While the strait was restricted, Iran reportedly started accepting Bitcoin and Chinese yuan for vessel transit fees.
What happened at the strait
On June 15, 2026, Chinese officials publicly urged the restoration of normal navigation through the Strait of Hormuz. Chinese foreign ministry spokesperson Lin Jian echoed Wang Yi’s position, framing the reopening as essential for global trade stability.
Back in early May 2026, Wang Yi met with Iranian Foreign Minister Abbas Araghchi, pressing for the restoration of normal navigation “as soon as possible.”
The strait had faced blockades and restrictions during the preceding US-Iran conflict period, which escalated from around mid-March 2026. The Strait of Hormuz handles approximately 20% of the global oil trade daily.
Bitcoin in the shipping lanes
Iran reportedly accepted Bitcoin and yuan payments for transit fees and what amounted to “Hormuz Safe” insurance-style arrangements for vessels passing through. Tolls for safe passage reportedly reached as high as $2 million per vessel in some cases.
China’s mediator play
US officials have reportedly noted China’s influence in helping reopen the waterway without additional restrictions. China is the world’s largest crude oil importer, and a significant portion of those imports transit the strait.
Wang Yi’s May meeting with Araghchi laid the diplomatic groundwork for China’s June 15 public push, with China positioning itself as a regional broker capable of delivering outcomes.

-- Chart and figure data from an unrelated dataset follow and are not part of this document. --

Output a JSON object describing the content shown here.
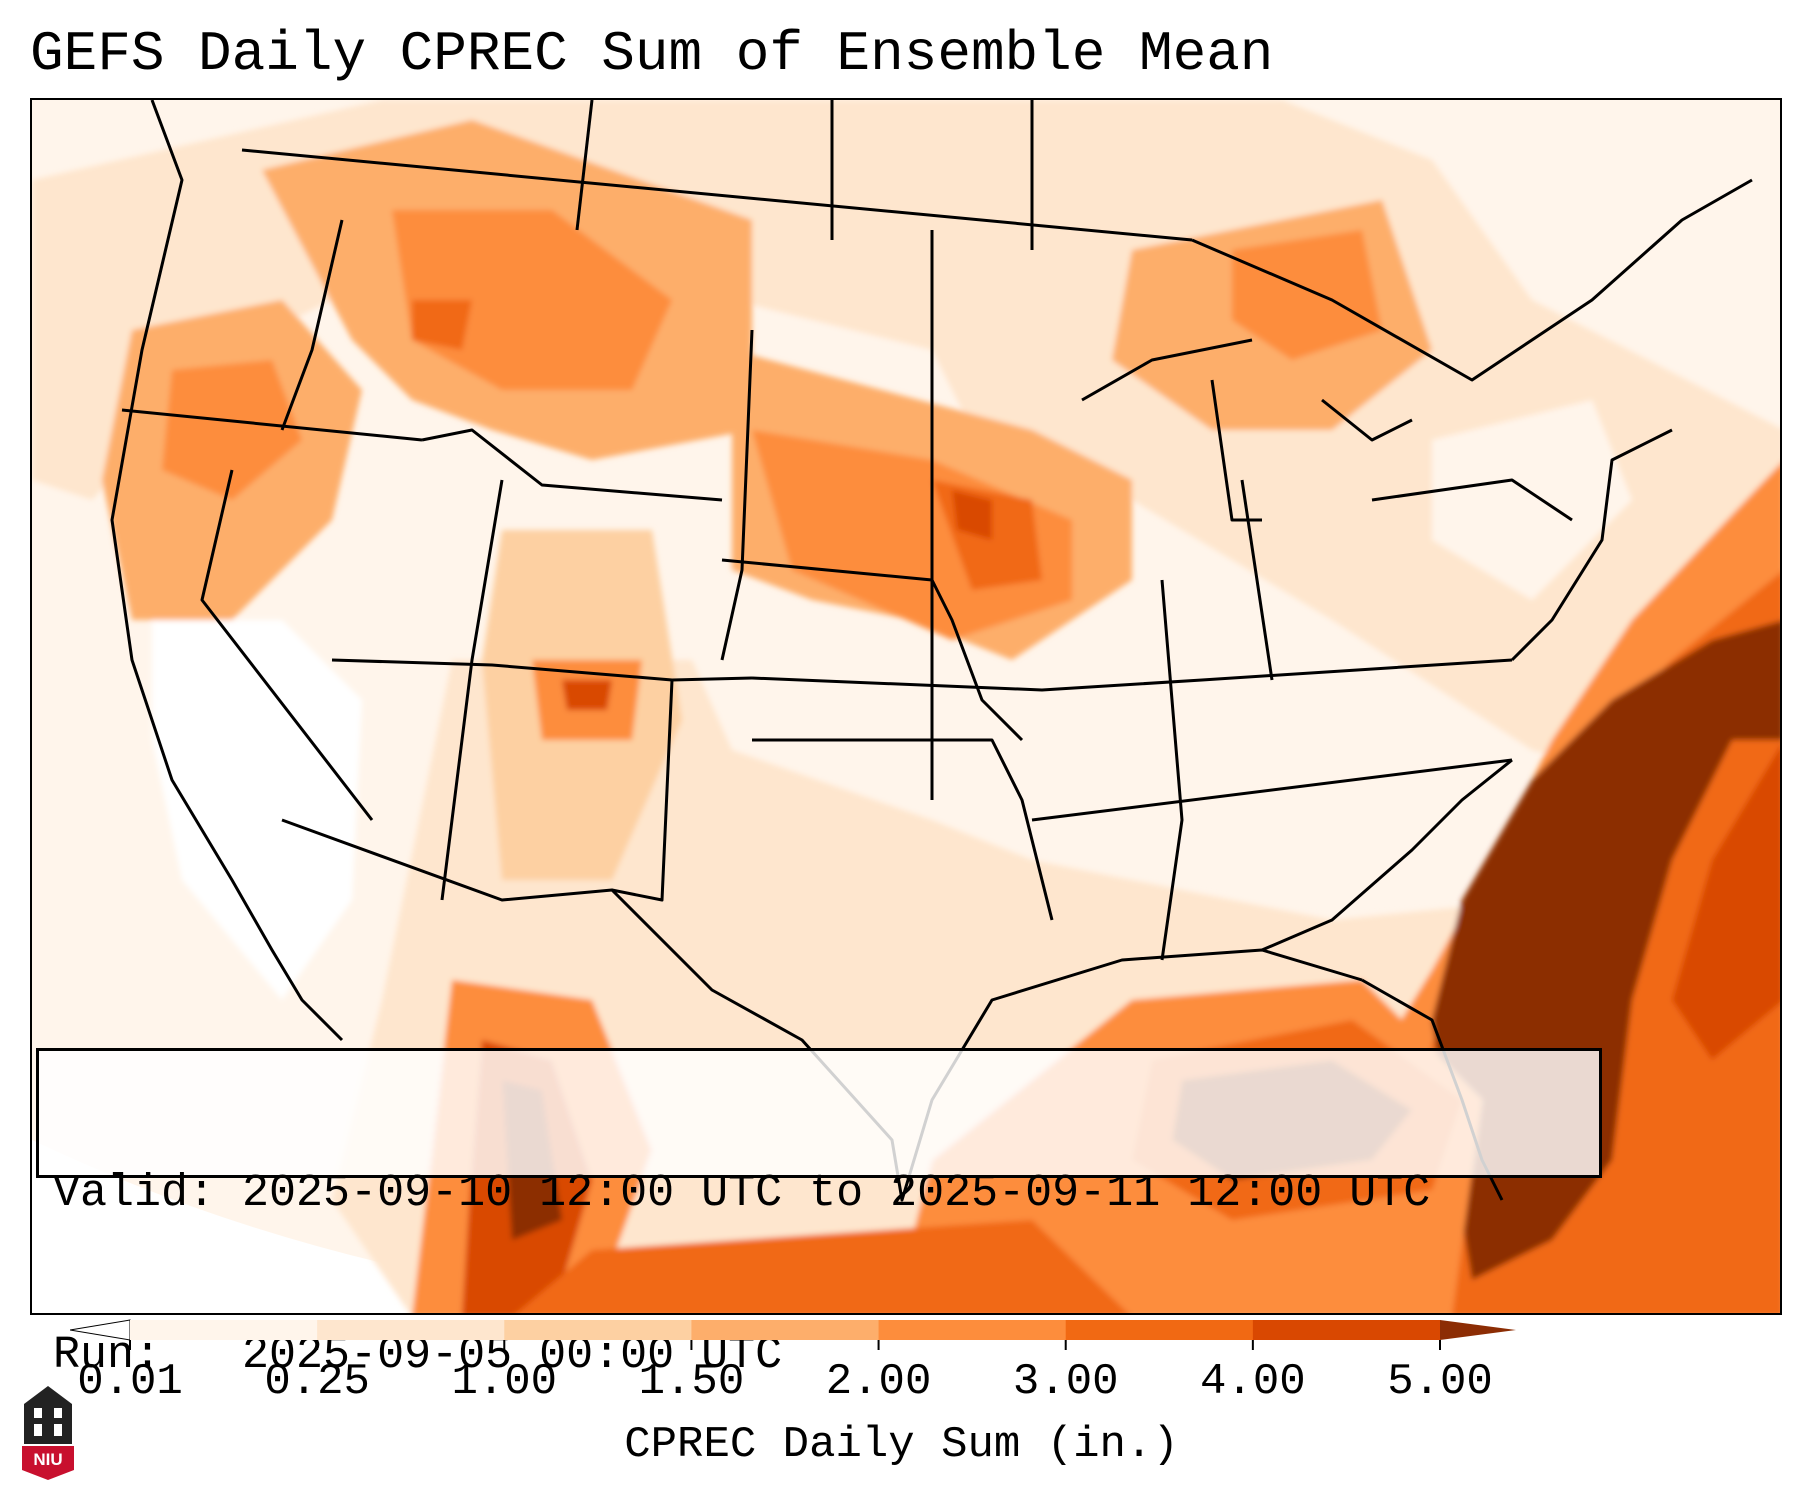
{
  "title": "GEFS Daily CPREC Sum of Ensemble Mean",
  "info": {
    "valid_label": "Valid:",
    "valid_value": "2025-09-10 12:00 UTC to 2025-09-11 12:00 UTC",
    "run_label": "Run:",
    "run_value": "2025-09-05 00:00 UTC"
  },
  "colorbar": {
    "label": "CPREC Daily Sum (in.)",
    "ticks": [
      "0.01",
      "0.25",
      "1.00",
      "1.50",
      "2.00",
      "3.00",
      "4.00",
      "5.00"
    ],
    "bins": [
      {
        "from": 0.01,
        "to": 0.25,
        "color": "#fff5eb"
      },
      {
        "from": 0.25,
        "to": 1.0,
        "color": "#fee6ce"
      },
      {
        "from": 1.0,
        "to": 1.5,
        "color": "#fdd0a2"
      },
      {
        "from": 1.5,
        "to": 2.0,
        "color": "#fdae6b"
      },
      {
        "from": 2.0,
        "to": 3.0,
        "color": "#fd8d3c"
      },
      {
        "from": 3.0,
        "to": 4.0,
        "color": "#f16913"
      },
      {
        "from": 4.0,
        "to": 5.0,
        "color": "#d94801"
      }
    ],
    "under_color": "#ffffff",
    "over_color": "#8c2d04"
  },
  "logo": {
    "text": "NIU",
    "color": "#c8102e"
  }
}
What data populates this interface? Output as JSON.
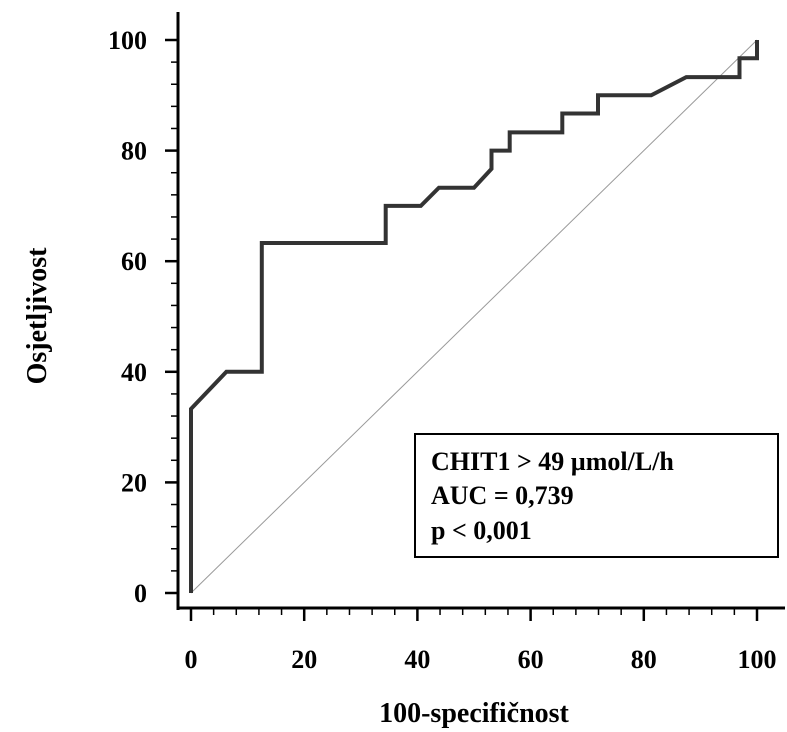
{
  "chart_data": {
    "type": "line",
    "xlabel": "100-specifičnost",
    "ylabel": "Osjetljivost",
    "xlim": [
      0,
      100
    ],
    "ylim": [
      0,
      100
    ],
    "xticks": [
      "0",
      "20",
      "40",
      "60",
      "80",
      "100"
    ],
    "yticks": [
      "0",
      "20",
      "40",
      "60",
      "80",
      "100"
    ],
    "grid": false,
    "series": [
      {
        "type": "step",
        "color": "#333333",
        "x": [
          0,
          0,
          6.25,
          12.5,
          12.5,
          34.4,
          34.4,
          40.6,
          43.8,
          50.0,
          53.1,
          53.1,
          56.3,
          56.3,
          65.6,
          65.6,
          71.9,
          71.9,
          81.3,
          87.5,
          96.9,
          96.9,
          100,
          100
        ],
        "y": [
          0,
          33.3,
          40.0,
          40.0,
          63.3,
          63.3,
          70.0,
          70.0,
          73.3,
          73.3,
          76.7,
          80.0,
          80.0,
          83.3,
          83.3,
          86.7,
          86.7,
          90.0,
          90.0,
          93.3,
          93.3,
          96.7,
          96.7,
          100
        ]
      },
      {
        "type": "reference",
        "color": "#999999",
        "x": [
          0,
          100
        ],
        "y": [
          0,
          100
        ]
      }
    ],
    "annotation": {
      "lines": [
        "CHIT1 > 49 µmol/L/h",
        "AUC = 0,739",
        "p < 0,001"
      ],
      "position": "bottom-right"
    }
  }
}
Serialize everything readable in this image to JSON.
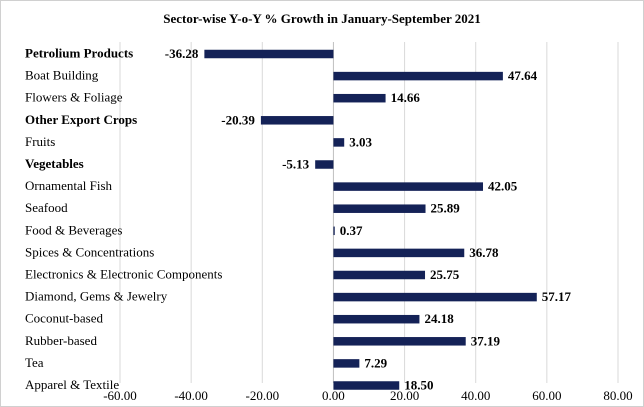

What this means for investors
The reopening of the Strait of Hormuz, if it holds, could meaningfully shift the trajectory of oil prices. During the restriction period, supply disruption fears likely contributed to elevated energy prices.
For crypto markets, Iran’s use of Bitcoin to collect maritime tolls of up to $2 million per vessel represents one of the most concrete examples of cryptocurrency serving a functional role in geopolitical standoffs, validating Bitcoin’s use as a settlement layer in environments where traditional finance is compromised by sanctions.
The yuan component underscores Beijing’s broader strategy of positioning the renminbi as an alternative to the dollar in international trade, particularly in regions where US sanctions create friction.